If you followed the link above to Kedrosky’s choice for the best responses to his question, you saw that his top pick was simply “trader.” That is, while we can try to assign a new moniker to the activities, the trading mentality itself can lead to an inclination to “push the envelope,” with capital and encouragement being readily available from management until the trades stop working. That’s true in spades at the major investment banks, as the securitization dance revealed. Proprietary trading, hard to define because it is interwoven with other business lines and sometimes camouflaged by client activities, is subject to the resulting performance and incentive pressures (and potential errors).
The firms are reluctant to share information about the size of their prop trading operations, for competitive and political reasons, but there’s no dispute that they have grown dramatically. The question is what impact that has had on the behavior of the markets. Even if we don’t venture into the “putting the world at risk” issues, I believe the increased emphasis on prop trading is part of a general “vogue trading” shift to momentum strategies.
It’s always interesting to speculate on market structure and who’s doing what and why. There are many different games being played at once; some we can readily surmise, others are hidden to us until well after the fact, and a large number we never really learn about unless something goes really right or really wrong. That said, it’s evident that trading is king these days.
Now, there’s much to like in how a good trader operates. Devoid of fundamental inputs, a pure technical trader has the potential to steer clear of the love affairs with positions that can snare a fundamental investor. There is real power in assessing a trend and adhering to prudent trading rules and money management techniques that help to limit losses and not gains. And an agnostic willingness to go long or short helps a good trader to eliminate the hope factor and focus on what is working and how to capitalize upon it. Discipline is the key, of course, and the loss of it, by a trader or a firm, can be devastating.

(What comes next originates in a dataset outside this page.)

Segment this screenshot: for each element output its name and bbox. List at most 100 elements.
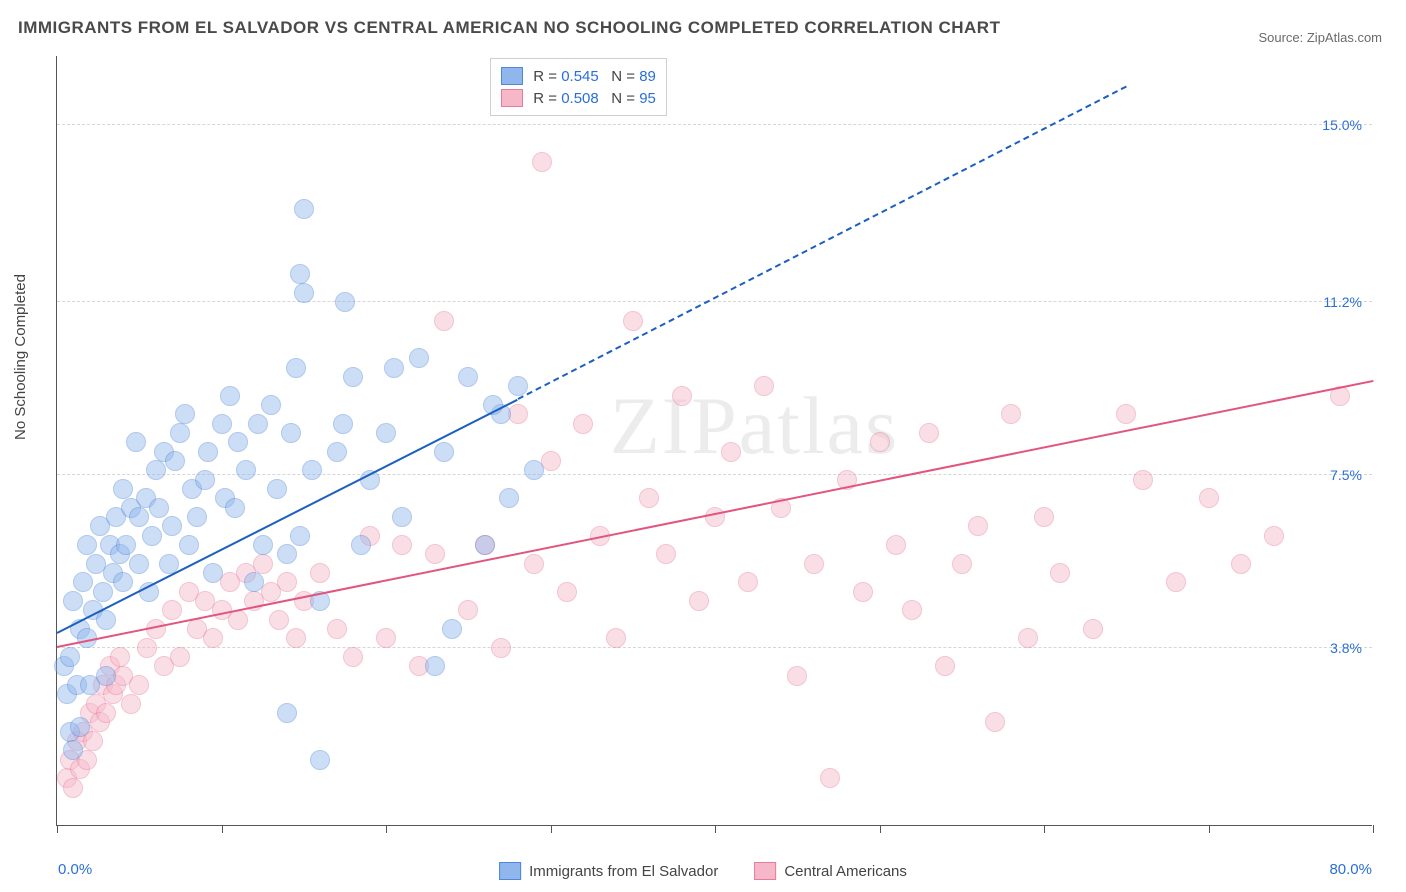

Throughout the market ecosystem, “trading” now dominates “investing.” Spurred by the availability of electronic information and trading platforms, that certainly seems the case with active individual investors. At asset management firms, the career risk is such that most decision makers feel that they can’t afford to be out of sync too long, and have adopted more of a trading mentality than they advertise. While there’s no way to know for sure in the aggregate, it’s probable that quantitative portfolio strategies have become more adaptive overall as momentum has ruled. Totally beyond my ken are the effects of high-frequency trading, but it seems likely given the time period of its ascendancy that the algorithms driving it are leaning with the wind.
We may not all be traders now — the market is never any one thing — but the pendulum has swung a long way in that direction. Will it fall back? How quickly? When? Why?
Since being in vogue has never been so in vogue, it’s time to look in the mirror and decide if you like what you see.